Crowds of demonstrators gathered in the streets of Tehran and other Iranian cities on Thursday night as nationwide protests entered their 12th day and a policeman was reported as the latest fatality.
Videos shared online appeared to show hundreds of people marching against the Islamic regime and the state of the economy in the capital, as well as the northern cities of Babol, Karaj and Lahijan, close to the Caspian Sea, and on Kish Island, off the southern Gulf coast. Some chanted slogans calling for the return of the shah, the monarchy that was overthrown by the Islamic Revolution in 1979.
• Iran vows ‘no leniency’ to protesters despite Trump’s threats
President Pezeshkian had earlier pledged to crack down on price gouging in an attempt to mollify protesters, who began demonstrating against high costs and spiralling devaluation of the rial, Iran’s currency, on December 28. Several deadly clashes between demonstrators and security forces have followed as the government has struggled to contain the unrest.
Gunmen have taken to the streets, which are crowded with protesters
Pezeshkian, who is a relative moderate, said his government would deal “seriously and decisively” with hoarding by businesses, adding that “people should not feel any shortage in terms of goods’ supply and distribution”.

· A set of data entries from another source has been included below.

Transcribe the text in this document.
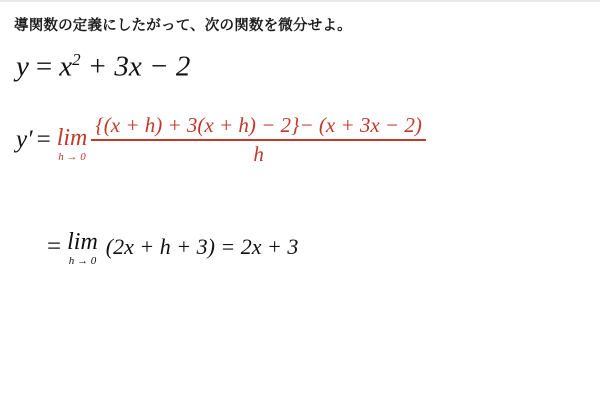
導関数の定義にしたがって、次の関数を微分せよ。
$y = x^2 + 3x - 2$
y′ = lim
$h \to 0 \frac{\{(x + h) + 3(x + h) - 2\}- (x + 3x - 2)}{h}$
= lim
h → 0
(2x + h + 3) = 2x + 3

Hours before his comments, the authorities said a policeman had been stabbed to death during unrest near Tehran. At least 36 people have been killed since the start of the protests.
Reza Pahlavi, the son of the last shah of Iran and claimant to the deposed monarchy, had encouraged further demonstrations on Thursday. In a message on social media he said he had received reports that the “regime is deeply frightened and is attempting, once again, to cut off the internet” to thwart the protests.
Pezeshkian has repeatedly asked police to show restraint towards the demonstrators as the death toll rises and President Trump threatens to intervene militarily if the killings continue.
“Any violent or coercive behaviour should be avoided,” the Iranian president said in a statement on his website on Thursday, urging “utmost restraint” as well as “dialogue, engagement and listening to the people’s demands”.
However, Pezeshkian is not the highest authority in Iran and can be overruled by Ayatollah Khamenei, the supreme leader who has vowed to put the protesters “in their place”.
Protesters tore down a statue of Qasem Soleimani, the military leader killed by a US airstrike in 2020
Trump on Thursday repeated his caution to the Iranian government: “I have let them know that if they start killing people, which they tend to do during their riots — they have lots of riots — if they do it, we are going to hit them very hard,” he said in an interview with Hugh Hewitt, a conservative radio host.
“We’re watching it very closely,” the US president said of the unrest. “They know, and they have been told very strongly, even more strongly than I am speaking to you right now, that if they do that they are going to have to pay hell.”
On Wednesday, the US denounced an attack by police on the Imam Khomeini Hospital in the western city of Ilam as “savage”. Amnesty International said police fired shotguns and tear gas to enter the hospital and assaulted medical workers. The attack “exposes yet again how far the Iranian authorities are willing to go to crush dissent”, the human rights group said.
The protests are the largest in the country since 2022 and have taken on an added urgency after Trump’s threat. Iran’s leadership is reeling from the devastating war with Israel and strikes by the US last summer, and feels increasingly exposed.
Cars set ablaze across Tehran
Some protesters have welcomed Trump’s threats. Video circulating on social media showed one person covering a street sign in Tehran with a new one that read “Trump Street”.
Iranian officials have defied threats from the US and Israel, escalating their repression and issuing their own threats in response. “The Islamic Republic of Iran considers the escalation of hostile rhetoric against the Iranian nation a threat and will not tolerate its continuation without responding,” Major General Amir Hatami, the Iranian military chief, said.